On this road, flat and quiet, with the rising sun behind me and my shadow, long and tapering, prayer came like a gift. With each song was a theme that fueled my prayers, a desire to serve, to see this nation transformed, to see hurts healed.
The second day I got up early again. Maybe it wouldn’t just be another run. A few minutes into running, there was someone beside me. “Jesus?” I asked even though I knew it was Him. He always seems to wear sandals when he’s out running.
“How are you?” I half turned to look at him and saw his expression. “Why are you sad?” I asked. He told me about a friend’s dad, recently widowed. I watched the farmer’s hands, roughened and calloused from years of work, slowly doing their chores. I watched as Jesus cupped his hands around the farmer’s hands and helped him with his work. “Yes,” I smiled, “yes.”
And we ran this way, talking in words and in pictures and songs and I realized it is a lot easier to carry on a conversation when you don’t have to worry about running out of breath.
Then, all of a sudden, about the point when my legs felt like blocks of concrete, he hitched up his robe and darted ahead. “Chase you to the sign!” he called. When I got there, he had already disappeared, up ahead. I wanted to stop and clutch my knees but I ran faster, trying to see him. It wasn’t about running to a sign but about chasing him, faster, harder, even when I’m tired.
He jogged back slowly into view and fell in step beside me.
The wind picked up as we were listening to the old school song “Sweet River Roll” from the band Waterdeep.
Sweet Jesus roll,
All over me.
Sweet Jesus roll,
Roll all over me.
And I put my head down and ran forward into the strong wind. Sweet Spirit blow over me.
And in the wind, his form beside me disappeared.
I neared the end of my run. I turned the corner past the rental house and saw a wide stretch of open road. I ran faster. And faster. Out of my peripheral vision I saw people stepping out of their doorways onto the porch to watch me. I didn’t care. I ran faster and harder until I was full out sprinting down the open, broken highway. When I finally stopped and turned to walk back, I was breathing heavily and felt fully alive.
Sliding the gate latch open, I smiled. Forget the race, I thought. That was a real run.
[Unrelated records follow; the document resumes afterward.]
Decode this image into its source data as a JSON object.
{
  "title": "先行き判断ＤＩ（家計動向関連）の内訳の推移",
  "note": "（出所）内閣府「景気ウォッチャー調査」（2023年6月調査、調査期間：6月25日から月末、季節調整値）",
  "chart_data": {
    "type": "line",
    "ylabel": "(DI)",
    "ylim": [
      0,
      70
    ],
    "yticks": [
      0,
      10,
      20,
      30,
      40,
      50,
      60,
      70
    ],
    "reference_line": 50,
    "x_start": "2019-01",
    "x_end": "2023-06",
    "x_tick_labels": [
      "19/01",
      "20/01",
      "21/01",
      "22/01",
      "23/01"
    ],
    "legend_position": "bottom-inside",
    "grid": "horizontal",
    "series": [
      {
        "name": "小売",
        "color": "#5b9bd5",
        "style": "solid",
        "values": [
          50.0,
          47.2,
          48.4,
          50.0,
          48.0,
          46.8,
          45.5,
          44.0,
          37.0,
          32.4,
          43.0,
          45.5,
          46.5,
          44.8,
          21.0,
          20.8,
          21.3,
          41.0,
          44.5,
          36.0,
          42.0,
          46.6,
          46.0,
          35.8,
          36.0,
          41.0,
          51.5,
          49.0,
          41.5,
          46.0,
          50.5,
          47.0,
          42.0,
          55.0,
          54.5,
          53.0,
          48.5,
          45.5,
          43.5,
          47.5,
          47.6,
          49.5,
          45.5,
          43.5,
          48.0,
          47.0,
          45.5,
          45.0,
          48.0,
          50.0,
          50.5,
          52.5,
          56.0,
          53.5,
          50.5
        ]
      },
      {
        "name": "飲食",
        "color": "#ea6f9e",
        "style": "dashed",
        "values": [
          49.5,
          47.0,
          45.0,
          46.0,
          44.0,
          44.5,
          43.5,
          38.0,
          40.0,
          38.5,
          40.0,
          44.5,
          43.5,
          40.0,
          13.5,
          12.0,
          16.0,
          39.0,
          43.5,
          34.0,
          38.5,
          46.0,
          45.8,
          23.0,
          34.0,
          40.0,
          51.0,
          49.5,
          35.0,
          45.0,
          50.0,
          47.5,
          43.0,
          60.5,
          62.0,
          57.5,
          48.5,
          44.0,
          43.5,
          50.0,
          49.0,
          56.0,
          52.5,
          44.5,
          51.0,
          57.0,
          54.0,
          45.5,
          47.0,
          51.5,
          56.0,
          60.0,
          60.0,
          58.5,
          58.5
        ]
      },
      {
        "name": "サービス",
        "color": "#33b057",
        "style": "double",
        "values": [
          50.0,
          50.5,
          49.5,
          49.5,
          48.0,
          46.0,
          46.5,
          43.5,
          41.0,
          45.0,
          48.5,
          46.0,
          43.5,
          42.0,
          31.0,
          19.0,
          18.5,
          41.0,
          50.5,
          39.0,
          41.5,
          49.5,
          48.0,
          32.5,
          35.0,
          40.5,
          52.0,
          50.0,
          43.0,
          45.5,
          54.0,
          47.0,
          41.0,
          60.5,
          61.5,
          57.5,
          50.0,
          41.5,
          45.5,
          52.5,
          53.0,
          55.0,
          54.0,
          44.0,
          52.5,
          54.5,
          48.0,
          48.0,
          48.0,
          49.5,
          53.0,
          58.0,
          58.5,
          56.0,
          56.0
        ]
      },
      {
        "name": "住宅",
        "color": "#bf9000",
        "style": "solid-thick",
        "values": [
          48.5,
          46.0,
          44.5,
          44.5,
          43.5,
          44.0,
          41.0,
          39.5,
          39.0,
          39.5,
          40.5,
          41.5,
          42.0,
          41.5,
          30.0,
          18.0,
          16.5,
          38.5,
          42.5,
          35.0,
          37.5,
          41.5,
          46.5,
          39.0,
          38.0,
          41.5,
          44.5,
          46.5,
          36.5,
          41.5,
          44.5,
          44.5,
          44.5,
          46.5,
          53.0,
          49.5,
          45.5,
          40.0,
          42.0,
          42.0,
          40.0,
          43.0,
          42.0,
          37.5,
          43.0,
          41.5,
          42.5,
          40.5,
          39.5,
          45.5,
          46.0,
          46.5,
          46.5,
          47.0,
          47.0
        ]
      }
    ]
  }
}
Note: I wrote this back in early November but didn’t get a chance to post until now. The long and the short of it is that I chose to run the race, settling for an option 2 and 3 hybrid: run something short that I’m wasn’t too sure I could do well. I completed the 10K. It probably would have been easier had I been able to find a gas station that could put air in the stroller tires. Oops. A fun experience nonetheless.